Akgören N, Dalgaard P, Lauritzen M
Department of Clinical Neurophysiology, Rigshospitalet, University of Copenhagen, Denmark.
Brain Res. 1996 Feb 26;710(1-2):204-14. doi: 10.1016/0006-8993(95)01354-7.
The purpose of this study was to examine mechanisms involved in the coupling of neuronal activity to cerebral blood flow (CBF). CBF was measured in rat cerebellum using laser-Doppler flowmetry during stimulus-evoked neuronal activity and related to the distribution of the extracellular field potential. Local electrical stimulation of the cerebellar cortex activated a narrow beam of parallel fibers (PFs) 100 microns across and evoked increases of CBF along (On-B) and perpendicular (Off-B) to the beam. Increases of CBF and field potentials were recorded for a distance of up to 1500 microns along the activated beam, and perpendicular to the beam, in a zone approximately 1000 microns wide, i.e. about 10 times wider than the zone in which synaptic excitation took place. CBF increased as a function of stimulus frequency up to 75 Hz, the response being larger On-B than Off-B. TTX abolished both the field potentials and the CBF responses at all frequencies, suggesting that action potentials were mechanistically related to the evoked CBF increases. CBF changes were unchanged by picrotoxin, a blocker of GABA(A) receptors, consistent with the idea that inhibitory synaptic activity does not contribute to CBF increases. The latency to the CBF rise was much shorter On-B than Off-B for the same distance from the stimulating electrode. This may suggest that the CBF response Off-B is dependent on diffusion of vasoactive substances from neuronal structures activated by the parallel fibers On-B. Nitric oxide (NO) synthase inhibition with NG-nitro-L-Arginine increased the time latency to onset of CBF rise by 2-4 times and attenuated the evoked CBF increase by approximately 50%. Sodium nitroprusside, a NO donor, increased baseline CBF, but did not reverse the effects of L-NNA. Thus the initial part of the evoked CBF rise is probably mediated by NO, which also contributes to the later part of the response. This study provides insight into the distribution and mechanism of neurally evoked increases of CBF, of putative importance for the interpretation of activation studies in animals and humans.
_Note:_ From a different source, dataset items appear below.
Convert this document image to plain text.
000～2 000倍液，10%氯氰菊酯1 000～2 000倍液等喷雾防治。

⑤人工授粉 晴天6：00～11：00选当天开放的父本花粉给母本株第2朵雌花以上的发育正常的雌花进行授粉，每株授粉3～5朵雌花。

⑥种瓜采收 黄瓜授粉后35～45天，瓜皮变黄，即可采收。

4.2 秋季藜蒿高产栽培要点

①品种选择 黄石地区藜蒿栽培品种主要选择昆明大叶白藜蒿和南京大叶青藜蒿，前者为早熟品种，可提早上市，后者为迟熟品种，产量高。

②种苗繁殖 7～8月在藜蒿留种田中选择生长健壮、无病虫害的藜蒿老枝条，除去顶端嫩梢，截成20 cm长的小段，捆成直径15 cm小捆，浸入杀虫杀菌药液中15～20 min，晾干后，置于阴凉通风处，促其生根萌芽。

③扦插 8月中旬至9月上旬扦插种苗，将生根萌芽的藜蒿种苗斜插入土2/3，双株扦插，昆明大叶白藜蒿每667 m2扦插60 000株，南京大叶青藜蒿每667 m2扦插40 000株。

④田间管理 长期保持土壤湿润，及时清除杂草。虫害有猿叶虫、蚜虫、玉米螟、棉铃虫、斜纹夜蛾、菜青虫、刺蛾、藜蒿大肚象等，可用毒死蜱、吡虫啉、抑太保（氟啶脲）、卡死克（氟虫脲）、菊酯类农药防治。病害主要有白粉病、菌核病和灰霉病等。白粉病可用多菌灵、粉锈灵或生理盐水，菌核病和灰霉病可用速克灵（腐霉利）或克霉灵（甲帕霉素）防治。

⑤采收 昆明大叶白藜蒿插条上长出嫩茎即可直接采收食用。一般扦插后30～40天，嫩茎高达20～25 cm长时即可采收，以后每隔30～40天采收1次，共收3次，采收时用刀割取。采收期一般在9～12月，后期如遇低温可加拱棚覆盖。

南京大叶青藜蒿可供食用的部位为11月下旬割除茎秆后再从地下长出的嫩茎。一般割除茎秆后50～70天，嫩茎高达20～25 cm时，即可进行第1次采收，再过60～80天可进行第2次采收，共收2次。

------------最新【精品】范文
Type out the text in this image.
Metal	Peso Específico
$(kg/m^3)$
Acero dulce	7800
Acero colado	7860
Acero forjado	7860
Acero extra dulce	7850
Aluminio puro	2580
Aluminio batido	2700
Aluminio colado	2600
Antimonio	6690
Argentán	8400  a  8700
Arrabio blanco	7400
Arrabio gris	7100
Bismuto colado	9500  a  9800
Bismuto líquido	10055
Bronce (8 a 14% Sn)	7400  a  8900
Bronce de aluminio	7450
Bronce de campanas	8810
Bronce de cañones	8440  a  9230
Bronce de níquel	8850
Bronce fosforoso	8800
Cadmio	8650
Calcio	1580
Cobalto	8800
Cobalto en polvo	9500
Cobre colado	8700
本研究的目的是探讨神经元活动与脑血流量(CBF)耦合所涉及的机制。在刺激诱发的神经元活动期间,使用激光多普勒血流仪测量大鼠小脑的CBF,并将其与细胞外场电位的分布相关联。小脑皮质的局部电刺激激活了一束宽100微米的平行纤维(PFs),并引起沿该束平行方向(On-B)和垂直方向(Off-B)的CBF增加。沿着激活束并垂直于该束,在一个约1000微米宽的区域内,记录到CBF和场电位增加的距离可达1500微米,即大约比发生突触兴奋的区域宽10倍。CBF随着刺激频率增加至75 Hz而增加,On-B方向的反应比Off-B方向更大。河豚毒素(TTX)在所有频率下均消除了场电位和CBF反应,表明动作电位在机制上与诱发的CBF增加有关。GABA(A)受体阻滞剂印防己毒素对CBF变化无影响,这与抑制性突触活动对CBF增加无贡献的观点一致。对于距刺激电极相同距离,On-B方向CBF上升的潜伏期比Off-B方向短得多。这可能表明Off-B方向的CBF反应依赖于血管活性物质从On-B方向平行纤维激活的神经元结构扩散而来。用NG-硝基-L-精氨酸抑制一氧化氮(NO)合酶可使CBF上升开始的时间潜伏期增加2 - 4倍,并使诱发的CBF增加减弱约50%。NO供体硝普钠增加了基线CBF,但并未逆转L-NNA的作用。因此,诱发的CBF上升的初始部分可能由NO介导,NO也对反应的后期部分有贡献。本研究深入了解了神经诱发的CBF增加的分布和机制,这对解释动物和人类的激活研究可能具有重要意义。